Heaps of 'dark matter' found near sun

Astronomers have found large amounts of invisible “dark matter” near the Sun.The finding is consistent with the theory that the Milky Way Galaxy is surrounded by a massive “halo” of dark matter, but this is the first study of its kind to use a method rigorously tested against mock data from high quality simulations. 

Astronomers at the University of Zurich, the ETH Zurich, the University of Leicester and NAOC Beijing have also found tantalizing hints of a new dark matter component in our galaxy. 

Dark matter was first proposed by the Swiss astronomer Fritz Zwicky in the 1930s. He found that clusters of galaxies were filled with a mysterious dark matter that kept them from flying apart.  At nearly the same time, Jan Oort in the Netherlands discovered that the density of matter near the sun was nearly twice what could be explained by the presence of stars and gas alone. 

In the intervening decades, astronomers developed a theory of dark matter and structure formation that explains the properties of clusters and galaxies in the universe, but the amount of dark matter in the solar neighbourhood has remained more mysterious.

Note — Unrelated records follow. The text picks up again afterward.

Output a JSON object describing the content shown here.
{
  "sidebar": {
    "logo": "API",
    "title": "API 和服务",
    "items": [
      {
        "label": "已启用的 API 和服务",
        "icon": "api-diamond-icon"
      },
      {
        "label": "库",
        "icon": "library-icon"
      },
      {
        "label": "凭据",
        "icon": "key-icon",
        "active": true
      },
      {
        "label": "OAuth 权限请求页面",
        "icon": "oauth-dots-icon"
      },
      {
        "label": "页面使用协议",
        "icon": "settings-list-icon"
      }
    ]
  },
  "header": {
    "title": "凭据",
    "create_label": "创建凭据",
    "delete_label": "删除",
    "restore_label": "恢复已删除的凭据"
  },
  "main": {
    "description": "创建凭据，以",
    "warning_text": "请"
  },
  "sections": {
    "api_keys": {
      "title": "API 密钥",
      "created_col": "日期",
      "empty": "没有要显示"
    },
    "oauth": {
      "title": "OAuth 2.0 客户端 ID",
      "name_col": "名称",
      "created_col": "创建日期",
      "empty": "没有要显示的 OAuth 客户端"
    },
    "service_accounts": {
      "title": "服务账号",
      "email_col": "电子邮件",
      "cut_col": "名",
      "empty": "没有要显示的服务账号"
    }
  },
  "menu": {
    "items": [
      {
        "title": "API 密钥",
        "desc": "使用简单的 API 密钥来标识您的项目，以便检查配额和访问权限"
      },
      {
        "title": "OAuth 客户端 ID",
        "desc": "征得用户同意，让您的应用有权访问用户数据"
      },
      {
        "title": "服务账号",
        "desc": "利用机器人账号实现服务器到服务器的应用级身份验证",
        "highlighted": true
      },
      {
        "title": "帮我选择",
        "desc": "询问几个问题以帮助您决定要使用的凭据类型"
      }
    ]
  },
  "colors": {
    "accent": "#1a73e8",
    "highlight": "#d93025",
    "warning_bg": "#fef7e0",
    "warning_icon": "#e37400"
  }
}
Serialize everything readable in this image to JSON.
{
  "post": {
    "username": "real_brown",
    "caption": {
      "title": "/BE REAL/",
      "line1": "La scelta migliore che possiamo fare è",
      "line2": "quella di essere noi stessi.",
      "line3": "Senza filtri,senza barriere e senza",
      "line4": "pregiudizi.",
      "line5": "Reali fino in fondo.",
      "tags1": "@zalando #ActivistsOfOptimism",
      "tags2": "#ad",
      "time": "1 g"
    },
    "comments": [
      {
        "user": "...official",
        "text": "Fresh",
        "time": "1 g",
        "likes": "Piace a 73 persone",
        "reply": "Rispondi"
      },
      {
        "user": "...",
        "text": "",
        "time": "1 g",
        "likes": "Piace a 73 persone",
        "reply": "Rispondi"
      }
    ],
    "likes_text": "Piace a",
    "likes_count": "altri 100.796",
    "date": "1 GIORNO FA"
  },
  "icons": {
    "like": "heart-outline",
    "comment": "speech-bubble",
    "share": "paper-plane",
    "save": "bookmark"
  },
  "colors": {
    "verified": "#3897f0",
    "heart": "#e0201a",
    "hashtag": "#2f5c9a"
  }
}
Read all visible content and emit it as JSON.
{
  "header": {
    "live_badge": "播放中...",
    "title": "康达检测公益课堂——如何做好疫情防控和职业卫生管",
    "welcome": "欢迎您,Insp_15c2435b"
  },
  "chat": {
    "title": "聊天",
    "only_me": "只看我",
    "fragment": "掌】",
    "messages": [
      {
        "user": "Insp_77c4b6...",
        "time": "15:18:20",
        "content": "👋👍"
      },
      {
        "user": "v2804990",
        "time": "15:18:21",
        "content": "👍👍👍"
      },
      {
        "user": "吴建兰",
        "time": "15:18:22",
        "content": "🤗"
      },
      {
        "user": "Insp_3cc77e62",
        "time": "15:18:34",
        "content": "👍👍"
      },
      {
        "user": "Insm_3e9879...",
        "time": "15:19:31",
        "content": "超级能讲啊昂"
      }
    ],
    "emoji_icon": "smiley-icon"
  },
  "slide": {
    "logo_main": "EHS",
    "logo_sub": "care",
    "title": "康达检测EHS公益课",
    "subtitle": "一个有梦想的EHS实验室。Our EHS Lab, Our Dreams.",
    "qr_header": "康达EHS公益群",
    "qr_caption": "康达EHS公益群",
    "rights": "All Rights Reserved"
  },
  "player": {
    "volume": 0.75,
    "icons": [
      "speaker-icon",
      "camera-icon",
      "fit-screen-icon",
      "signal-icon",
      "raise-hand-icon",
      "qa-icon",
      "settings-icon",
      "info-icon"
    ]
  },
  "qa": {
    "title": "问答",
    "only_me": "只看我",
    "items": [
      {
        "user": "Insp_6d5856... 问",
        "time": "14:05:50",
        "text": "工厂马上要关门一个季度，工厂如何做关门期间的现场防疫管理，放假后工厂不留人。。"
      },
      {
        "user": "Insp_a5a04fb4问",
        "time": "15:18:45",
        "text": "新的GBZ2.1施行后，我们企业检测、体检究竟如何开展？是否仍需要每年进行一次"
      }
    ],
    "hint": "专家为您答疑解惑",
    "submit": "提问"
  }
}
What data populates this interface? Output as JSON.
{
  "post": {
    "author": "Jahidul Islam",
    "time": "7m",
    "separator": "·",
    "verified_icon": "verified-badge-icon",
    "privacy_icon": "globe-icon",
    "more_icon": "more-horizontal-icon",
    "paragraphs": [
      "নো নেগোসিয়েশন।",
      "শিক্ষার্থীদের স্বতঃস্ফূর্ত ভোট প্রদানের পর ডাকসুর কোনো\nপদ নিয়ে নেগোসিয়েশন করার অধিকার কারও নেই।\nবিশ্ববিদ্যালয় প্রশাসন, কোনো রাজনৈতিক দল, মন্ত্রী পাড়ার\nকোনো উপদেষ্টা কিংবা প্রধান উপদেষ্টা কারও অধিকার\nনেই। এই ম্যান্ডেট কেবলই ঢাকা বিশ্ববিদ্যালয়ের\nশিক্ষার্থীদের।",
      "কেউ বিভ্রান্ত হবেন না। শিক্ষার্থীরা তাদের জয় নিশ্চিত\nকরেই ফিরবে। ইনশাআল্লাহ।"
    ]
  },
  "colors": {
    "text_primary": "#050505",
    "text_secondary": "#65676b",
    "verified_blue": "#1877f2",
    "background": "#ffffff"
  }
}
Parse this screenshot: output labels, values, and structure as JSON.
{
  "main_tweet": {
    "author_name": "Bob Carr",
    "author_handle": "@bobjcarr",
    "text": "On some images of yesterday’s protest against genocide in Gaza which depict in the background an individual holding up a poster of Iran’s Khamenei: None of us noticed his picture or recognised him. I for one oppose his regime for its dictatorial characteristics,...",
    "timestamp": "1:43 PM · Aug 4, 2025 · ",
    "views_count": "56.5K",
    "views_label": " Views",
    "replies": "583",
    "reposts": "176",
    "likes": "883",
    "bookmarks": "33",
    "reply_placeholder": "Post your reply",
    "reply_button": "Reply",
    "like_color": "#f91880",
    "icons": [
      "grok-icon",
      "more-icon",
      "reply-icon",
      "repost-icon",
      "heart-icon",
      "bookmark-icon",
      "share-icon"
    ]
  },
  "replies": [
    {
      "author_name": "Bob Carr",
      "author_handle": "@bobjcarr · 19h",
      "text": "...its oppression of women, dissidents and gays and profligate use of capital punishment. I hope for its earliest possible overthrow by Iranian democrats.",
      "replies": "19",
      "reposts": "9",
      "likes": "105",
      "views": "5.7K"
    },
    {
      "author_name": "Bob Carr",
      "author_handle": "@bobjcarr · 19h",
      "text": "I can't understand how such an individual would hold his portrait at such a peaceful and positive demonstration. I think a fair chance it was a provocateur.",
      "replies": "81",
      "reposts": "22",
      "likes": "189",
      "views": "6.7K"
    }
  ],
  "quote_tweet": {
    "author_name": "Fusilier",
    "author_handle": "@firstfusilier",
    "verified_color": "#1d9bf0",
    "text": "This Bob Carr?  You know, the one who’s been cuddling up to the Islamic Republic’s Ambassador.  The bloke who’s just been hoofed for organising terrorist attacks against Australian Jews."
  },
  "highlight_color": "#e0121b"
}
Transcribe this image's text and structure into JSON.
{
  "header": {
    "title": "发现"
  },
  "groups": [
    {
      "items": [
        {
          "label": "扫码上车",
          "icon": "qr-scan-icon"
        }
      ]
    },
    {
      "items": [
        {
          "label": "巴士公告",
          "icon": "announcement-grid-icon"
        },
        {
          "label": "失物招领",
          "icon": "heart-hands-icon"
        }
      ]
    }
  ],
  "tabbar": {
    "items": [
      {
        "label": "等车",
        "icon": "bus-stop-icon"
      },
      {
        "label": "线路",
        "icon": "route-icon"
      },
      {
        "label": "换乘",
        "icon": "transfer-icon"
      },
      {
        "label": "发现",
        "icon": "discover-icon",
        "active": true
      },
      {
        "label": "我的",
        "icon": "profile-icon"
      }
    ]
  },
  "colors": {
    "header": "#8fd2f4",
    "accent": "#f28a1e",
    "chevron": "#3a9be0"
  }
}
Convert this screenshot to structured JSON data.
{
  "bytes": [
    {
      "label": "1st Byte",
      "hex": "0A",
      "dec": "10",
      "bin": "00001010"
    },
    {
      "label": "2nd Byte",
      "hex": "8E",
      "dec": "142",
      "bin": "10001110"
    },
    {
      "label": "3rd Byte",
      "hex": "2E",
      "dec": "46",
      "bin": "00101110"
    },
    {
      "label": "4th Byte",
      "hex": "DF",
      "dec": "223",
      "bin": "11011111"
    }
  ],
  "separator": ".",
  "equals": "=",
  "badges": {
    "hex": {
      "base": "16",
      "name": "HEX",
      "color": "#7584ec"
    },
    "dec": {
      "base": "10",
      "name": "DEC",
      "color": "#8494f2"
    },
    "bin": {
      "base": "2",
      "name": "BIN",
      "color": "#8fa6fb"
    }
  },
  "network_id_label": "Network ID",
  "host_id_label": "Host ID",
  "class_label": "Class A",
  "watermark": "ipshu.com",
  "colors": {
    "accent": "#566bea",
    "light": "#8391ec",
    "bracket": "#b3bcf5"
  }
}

For decades after Oort’s measurement, studies found three to six times more dark matter than expected. Then last year new data and a new method claimed far less than expected. The community was left puzzled, generally believing that the observations and analyzes simply weren’t sensitive enough to perform a reliable measurement. 

In this latest study, the researchers are much more confident in their measurement and its uncertainties. This is because they used a state-of-the-art simulation of our galaxy to test their mass-measuring technique before applying it to real data. This threw up a number of surprises. 

They found that standard techniques used over the past 20 years were biased, always tending to underestimate the amount of dark matter. They then devised a new unbiased technique that recovered the correct answer from the simulated data.

Applying their technique to the positions and velocities of thousands of orange K dwarf stars near the Sun, they obtained a new measure of the local dark matter density. “We are 99 percent confident that there is dark matter near the Sun.

In fact, our favoured dark matter density is a little high. There is a 10 percent chance that this is merely a statistical fluke. But with 90 percent confidence, we find more dark matter than expected,” said Lead author Silvia Garbari.